Other Plans Considered
The Clinton administration may have to look to more stringent protection of fish and wildlife on federal lands in the Pacific Northwest if the Supreme Court rules the government can’t restrict logging on private lands, a top official said Monday.
President Clinton’s Northwest forest protection plan, known as “Option 9,” relies primarily on logging restrictions on national forests and other public lands to save the northern spotted owl from extinction.
But Assistant Interior Secretary George Frampton Jr. said the plan is based on the assumption that the owl will be afforded at least some protection on private lands.
Frampton said an unfavorable ruling in the case before the court Monday, Sweet Home vs. Interior Secretary Babbitt, would undermine efforts to protect the owl on private lands.

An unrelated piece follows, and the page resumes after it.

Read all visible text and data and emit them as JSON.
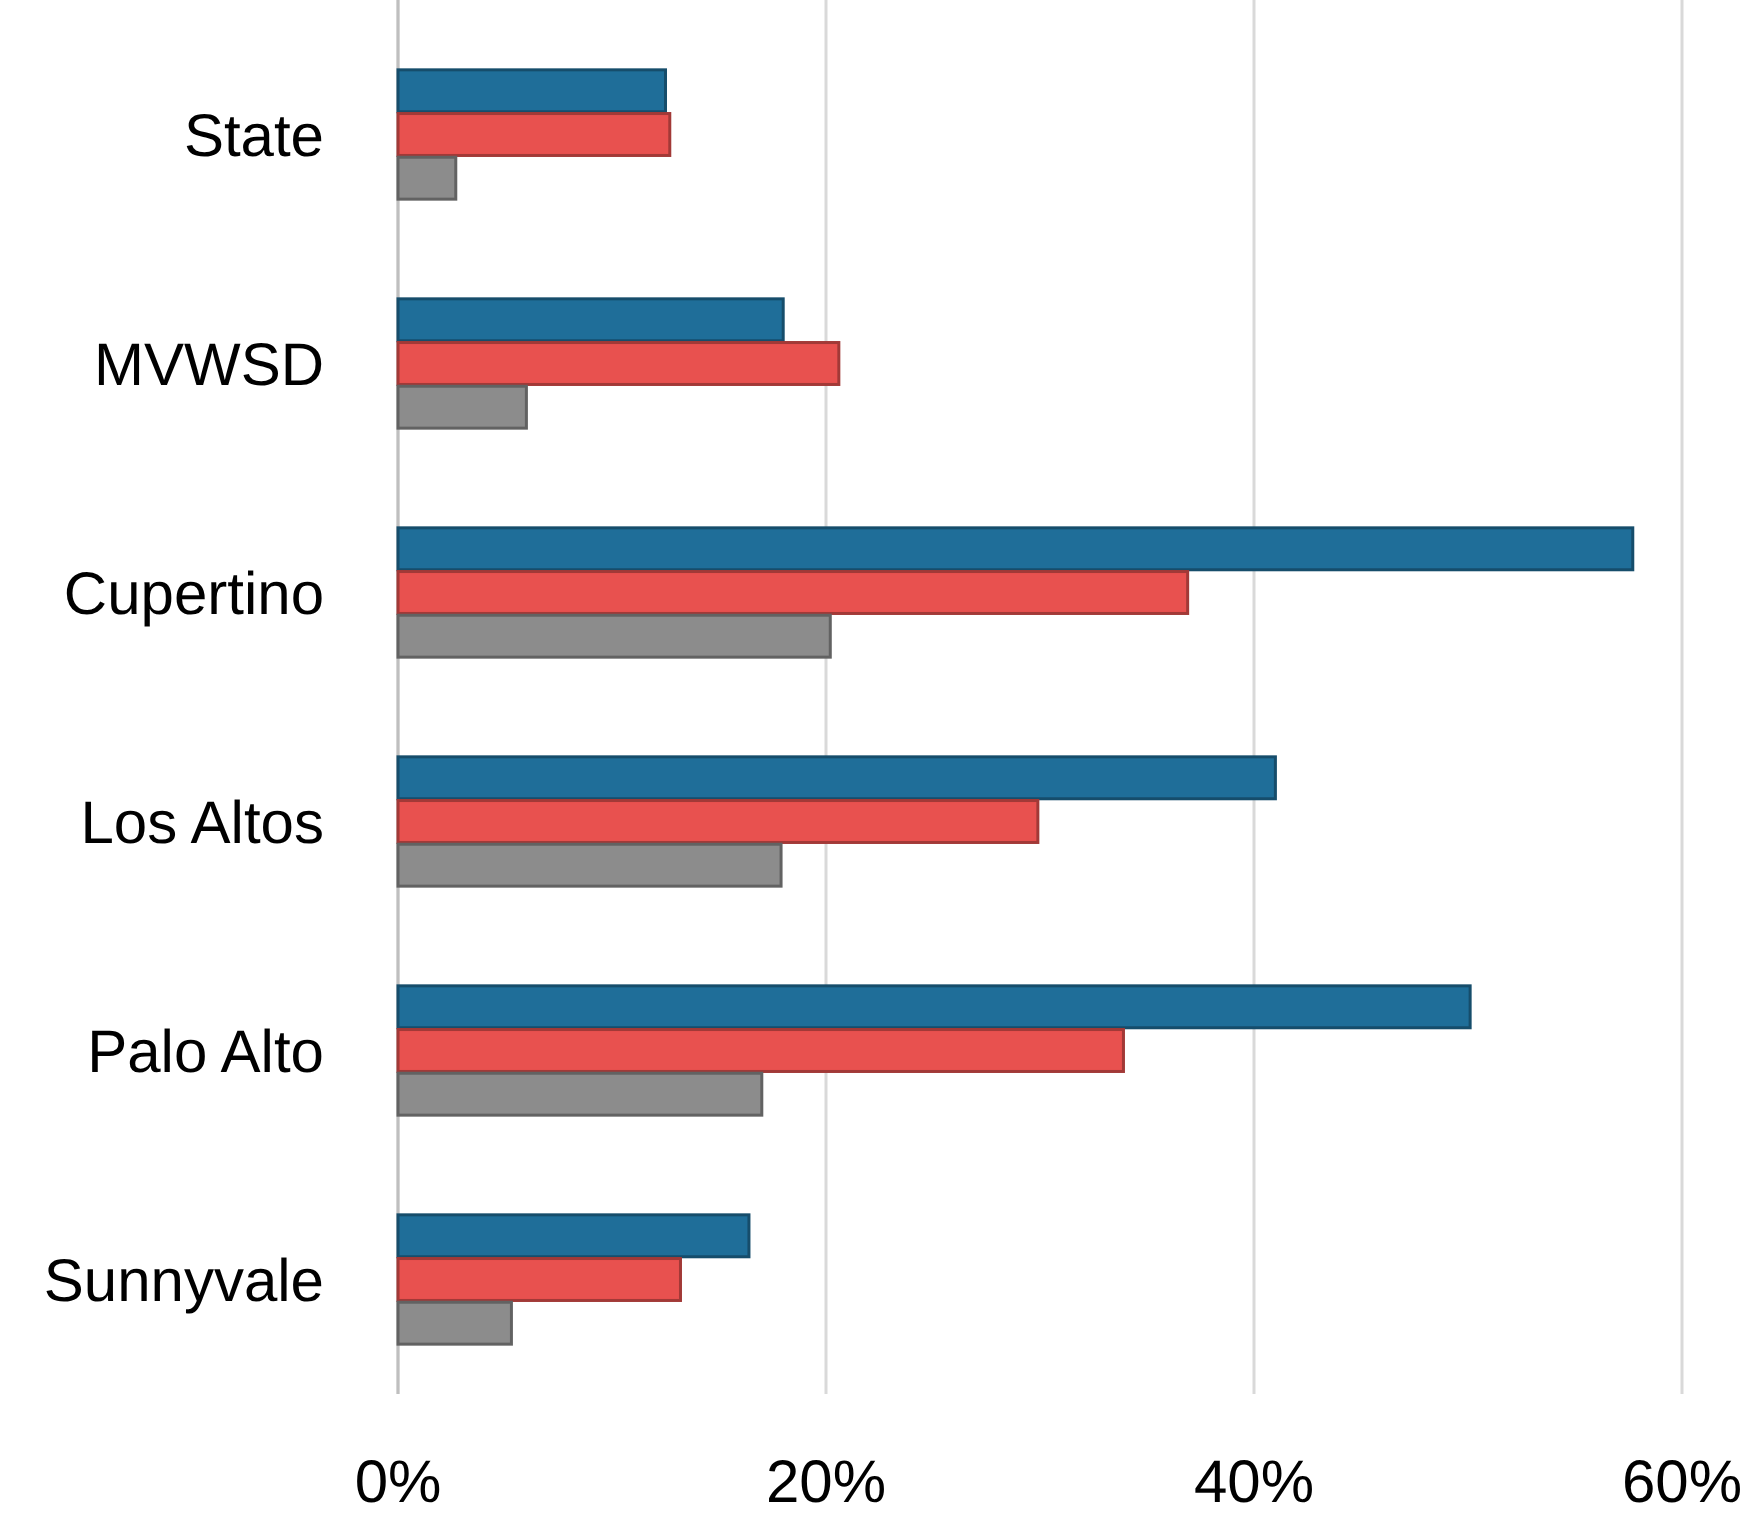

The Clinton administration currently is working with private timber companies to secure “habitat conservation plans” that will protect owl habitat on private lands, Frampton said.
But he said many of those agreements have been possible only because the government interprets the Endangered Species Act to allow for prosecution of private land owners who violate species protection measures.
“If the court sustains Sweet Home, I think many private landowners will still negotiate with us, but some may not,” Frampton said.
“That may have an impact on the president’s plan,” he said.
“It is conceivable if we are not able to work out the HCPs (habitat conservation plans) and if this case is affirmed we’d have to go back and look at the overall plan,” he said.
U.S. District Judge William Dwyer of Seattle upheld Clinton’s forest plan last year, but noted in his opinion that if circumstances changed, the plan might be found in violation of federal environmental laws.
He made a specific reference to the potential of the Sweet Home case to change the status of the protection measures for the owl.